I'm starting a wood pile next week. Do you recommend Covering the pile or not?


Thank you JW


----------



## lpp5855 (Jan 25, 2012)

I saw Firefighterjake's thread about missing member's and remembered the post that got me interested in this forum!  At the time, I remember thinking to myself, "How crazy, obsessed, and WARM, is this Eric guy!!"   Thanks to all who share their experiences to help others.


----------



## Jags (Jan 25, 2012)

That view was from the second story of his house.  Could you imagine how massive that pile would be standing next to it?  I have seen pics of large scale firewood sellers piles, but this was just Eric, and for his own personal use.


----------



## BrotherBart (Jan 25, 2012)

Jags said:
			
		

> That view was from the second story of his house.  Could you imagine how massive that pile would be standing next to it?  I have seen pics of large scale firewood sellers piles, but this was just Eric, and for his own personal use.
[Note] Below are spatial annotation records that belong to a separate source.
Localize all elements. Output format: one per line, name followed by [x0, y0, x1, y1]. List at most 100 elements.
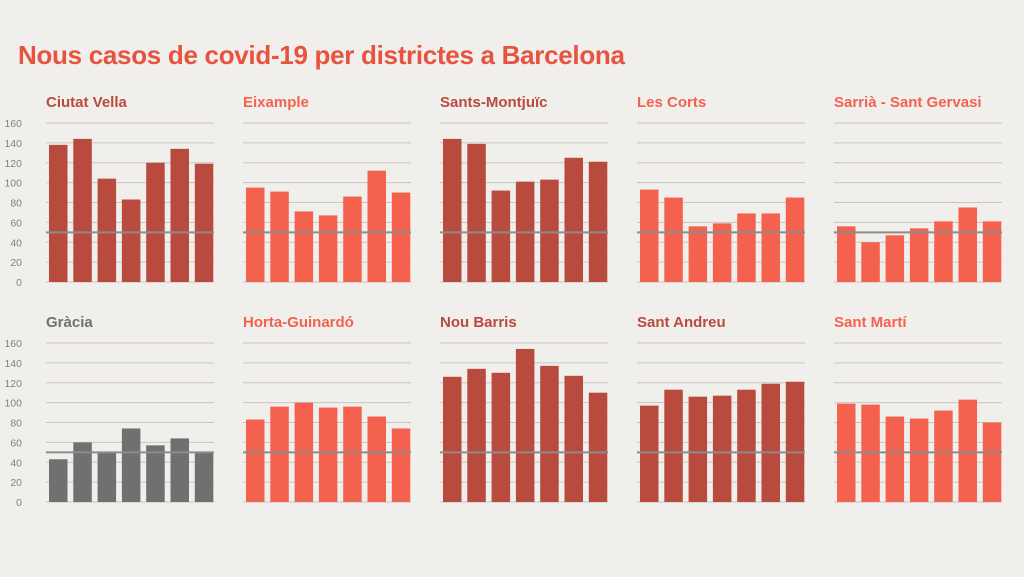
bar-chart: 0 20 40 60 80 100 120 140 160 — [4, 118, 214, 289]
panel-title: Horta-Guinardó — [243, 314, 354, 331]
bar — [909, 418, 929, 502]
bar — [588, 161, 608, 282]
y-tick-label: 160 — [4, 338, 22, 350]
bar — [73, 138, 92, 282]
bar — [540, 179, 559, 282]
bar — [737, 389, 756, 502]
district-panel: Eixample — [243, 94, 423, 304]
bar — [885, 235, 905, 282]
bar — [121, 199, 141, 282]
bar — [564, 375, 583, 502]
panel-title: Gràcia — [46, 314, 93, 331]
y-tick-label: 40 — [10, 457, 22, 469]
y-tick-label: 120 — [4, 378, 22, 390]
bar-chart — [440, 122, 608, 283]
bar — [170, 438, 189, 502]
bar — [664, 197, 683, 282]
bar — [146, 162, 165, 282]
panel-title: Ciutat Vella — [46, 94, 127, 111]
bar — [73, 442, 92, 502]
district-panel: Gràcia 0 20 40 60 80 100 120 140 160 — [4, 314, 226, 524]
bar — [491, 190, 511, 282]
bar — [467, 143, 486, 282]
bar — [443, 138, 462, 282]
bar — [170, 148, 189, 282]
bar — [640, 189, 659, 282]
bar — [737, 213, 756, 282]
bar — [712, 395, 732, 502]
bar — [246, 187, 265, 282]
bar — [958, 207, 977, 282]
y-tick-label: 20 — [10, 257, 22, 269]
y-tick-label: 120 — [4, 158, 22, 170]
bar — [318, 215, 338, 282]
y-tick-label: 100 — [4, 178, 22, 190]
bar — [982, 422, 1002, 502]
bar — [367, 170, 386, 282]
y-tick-label: 100 — [4, 398, 22, 410]
bar — [97, 452, 117, 502]
bar — [246, 419, 265, 502]
bar — [540, 365, 559, 502]
bar — [761, 213, 780, 282]
bar-chart: 0 20 40 60 80 100 120 140 160 — [4, 338, 214, 509]
panel-title: Sant Andreu — [637, 314, 726, 331]
bar — [467, 368, 486, 502]
bar — [688, 226, 708, 282]
bar — [391, 428, 411, 502]
district-panel: Ciutat Vella 0 20 40 60 80 100 120 140 160 — [4, 94, 226, 304]
bar — [515, 348, 535, 502]
panel-title: Nou Barris — [440, 314, 517, 331]
bar-chart — [243, 122, 411, 283]
y-tick-label: 40 — [10, 237, 22, 249]
bar — [982, 221, 1002, 282]
panel-title: Eixample — [243, 94, 309, 111]
bar — [837, 226, 856, 282]
bar — [491, 372, 511, 502]
y-tick-label: 60 — [10, 437, 22, 449]
bar — [391, 192, 411, 282]
bar — [785, 197, 805, 282]
bar — [270, 406, 289, 502]
y-tick-label: 0 — [16, 277, 22, 289]
district-panel: Nou Barris — [440, 314, 620, 524]
bar — [909, 228, 929, 282]
bar — [688, 396, 708, 502]
district-panel: Sant Martí — [834, 314, 1014, 524]
bar — [367, 416, 386, 502]
bar — [958, 399, 977, 502]
panel-title: Sarrià - Sant Gervasi — [834, 94, 982, 111]
panel-title: Sants-Montjuïc — [440, 94, 548, 111]
bar — [785, 381, 805, 502]
bar — [761, 383, 780, 502]
bar — [861, 242, 880, 282]
bar — [318, 407, 338, 502]
bar — [194, 452, 214, 502]
bar — [640, 405, 659, 502]
bar — [588, 392, 608, 502]
bar — [934, 410, 953, 502]
bar-chart — [834, 122, 1002, 283]
district-panel: Sarrià - Sant Gervasi — [834, 94, 1014, 304]
bar — [885, 416, 905, 502]
y-tick-label: 80 — [10, 418, 22, 430]
bar — [97, 178, 117, 282]
y-tick-label: 0 — [16, 497, 22, 509]
bar — [194, 163, 214, 282]
bar — [934, 221, 953, 282]
bar — [121, 428, 141, 502]
y-tick-label: 160 — [4, 118, 22, 130]
bar — [343, 406, 362, 502]
y-tick-label: 140 — [4, 138, 22, 150]
bar-chart — [243, 342, 411, 503]
y-tick-label: 60 — [10, 217, 22, 229]
bar — [712, 223, 732, 282]
panel-title: Sant Martí — [834, 314, 907, 331]
bar — [564, 157, 583, 282]
bar — [49, 144, 68, 282]
bar-chart — [637, 342, 805, 503]
bar — [294, 211, 314, 282]
bar-chart — [834, 342, 1002, 503]
district-panel: Sant Andreu — [637, 314, 817, 524]
bar — [343, 196, 362, 282]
That in the pic plus ten cord in the barn.


----------



## firebroad (Jan 25, 2012)

Well.  I'm impressed.  I've never seen over-achieving extend to firewood hoarding.  I will NEVER post a picture of my puny 2.5 cords again... :red:


----------



## GAMMA RAY (Jan 25, 2012)

I would love to see all that wood in my backyard....chit...if that ain't wood porn then I don't know what is... :ahhh: 
That is a lot of hard work...


----------



## PapaDave (Jan 26, 2012)

firebroad said:
			
		

> Well.  I'm impressed.  I've never seen over-achieving extend to firewood hoarding.  I will NEVER post a picture of my puny 2.5 cords again... :red:



Ah, but this is not hoarding. It all gets used.
Hoarders hang onto stuff, but don't use it.
Gamma, anything is possible, eh?!


----------



## SolarAndWood (Jan 26, 2012)

lol, I remember when I thought Eric was nuts.


----------



## bogydave (Jan 26, 2012)

Impressive.
Better than a gym membership, this pays you back in $$.
Proves that hard work pays off.
Great pics.
If you had a normal winter, how much do yo go thru per season?


----------



## nate379 (Jan 26, 2012)

I wish good wood like beech grew like a weed here!  We get "awesome" Cottonwood as a weed tree.


----------



## rkshed (Jan 26, 2012)

Nice work!
Its nice to hear someone that puts thought into his cutting.


----------



## ironpony (Jan 26, 2012)

looks a little like my pellet stash, 22 tons


----------



## Backwoods Savage (Jan 26, 2012)

I miss Eric's posts. And I also remember seeing his wood stacks then wondering why folks thought I had so much wood....


----------



## GAMMA RAY (Jan 27, 2012)

PapaDave said:
			
		

> Ah, but this is not hoarding. It all gets used.
> Hoarders hang onto stuff, but don't use it




That is what Mr Gamma says in reference to his hoarding of "building materials."  >:-(  :lol:


----------



## Dix (Jan 28, 2012)

Wow, been awhile since I saw those pics.

We gots some work to do !


----------



## oakmando (Feb 6, 2012)

It is satisfying indeed.  I've been working on my 130 acre woodlot for 16 years now.  The 10 acre pine stands that I thinned 10 and 15 years ago, now are stocked with straight well spaced pines and oak and maple seedlings are shooting up in between.   They are getting 20 to 30 feet in some cases, straight and tall with the pine canopy naturally pruning all the lower branches.  There are going to be some nice oaks in those stands in a couple generations, I hope whoever is around here then appreciates it.  I cut about 10 cords of oak so far since the end of deer season just thinning the oak stands from leaners, scarred butts, etc.  I had a so called improvement harvest done 12 years ago and they were not too careful.  Nothing like being retired and spending your days in the woods!


----------